Flaws of Yatra: Is 'Operation Kamala' backfiring on BJP in Karnataka?
- In Karnataka, the factors which worked for BJP in the previous elections have become the hindrances
- Leaders have expressed disappointment about leaders from other parties who have joined BJP newly being given importance
- The leaders who have sloughed for BJP for decades are being neglected, complained the party leaders
BJP national leaders efforts and warnings have little effect on the Karnataka party leaders. The mega yatra of the party inaugurated by Party National President Amit Shah has become a forum for the leaders to come out with their differences, instead of showing the strength, harming the image of the party.
It looks like after having a successful campaigning in Uttar Pradesh, Gujarat and other places BJP leaders are finding it difficult to spread the party wave in Karnataka. Though the Modi wave is gripping the country, why is it not working in Karnataka? Is it because of state BJP leaders?
It looks like in Karnataka, the factors which worked for them in the previous elections have become the hindrances. For example, Operation Kamala, the BJP initiative to pull leaders from Congress and JD(S) to their party and give them the ticket and good posts has not gone down well with the leaders who have sloughed in the party for decades.
After thousands of chairs sporting an empty look in Bengaluru's inauguration of BJP's election campaign yatra, the state party leaders in Tumakuru too faced greater hurdles. BJP's Sogadu Shivanna spoke out and openly expressed his disappointment and refused to take part in the rally.

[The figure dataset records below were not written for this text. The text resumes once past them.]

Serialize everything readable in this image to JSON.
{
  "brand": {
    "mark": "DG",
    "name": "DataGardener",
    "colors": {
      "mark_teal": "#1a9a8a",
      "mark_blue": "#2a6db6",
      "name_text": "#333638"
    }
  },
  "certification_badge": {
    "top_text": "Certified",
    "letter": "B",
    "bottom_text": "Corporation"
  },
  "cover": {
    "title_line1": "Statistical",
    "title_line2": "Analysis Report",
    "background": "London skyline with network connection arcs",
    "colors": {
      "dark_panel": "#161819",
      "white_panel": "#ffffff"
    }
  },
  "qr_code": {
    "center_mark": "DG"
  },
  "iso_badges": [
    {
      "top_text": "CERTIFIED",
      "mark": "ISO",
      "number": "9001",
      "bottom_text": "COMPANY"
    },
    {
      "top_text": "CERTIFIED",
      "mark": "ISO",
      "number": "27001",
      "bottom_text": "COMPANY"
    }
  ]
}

In fact, State president of the party, Yeddyurappa's care was welcomed with stones. Sogadu Shivanna had said that leaders of other parties are being welcomed into the party with goodies of tickets and position whereas the people in the BJP party are being neglected.
He even said that the party had got people for the yatra by paying them Rs 500 and Rs 1,000 and they were not the real supporters.
Thus it is clear that everything is not right in the Karnataka BJP and the leaders might have to try a different way than advising or warning the state leaders.
Thus plans like Operation Kamala might give immediate results, but they cannot lead to success which is long lasting. With the date for Assembly elections in Karnataka nearing, BJP needs to concentrate on an immediate measure to stop infighting in the party.
Though leaders who have come from another party might be strong, but those who have been in BJP for decades should not be neglected. There is surely need for undoing the affects of Operation Kamala.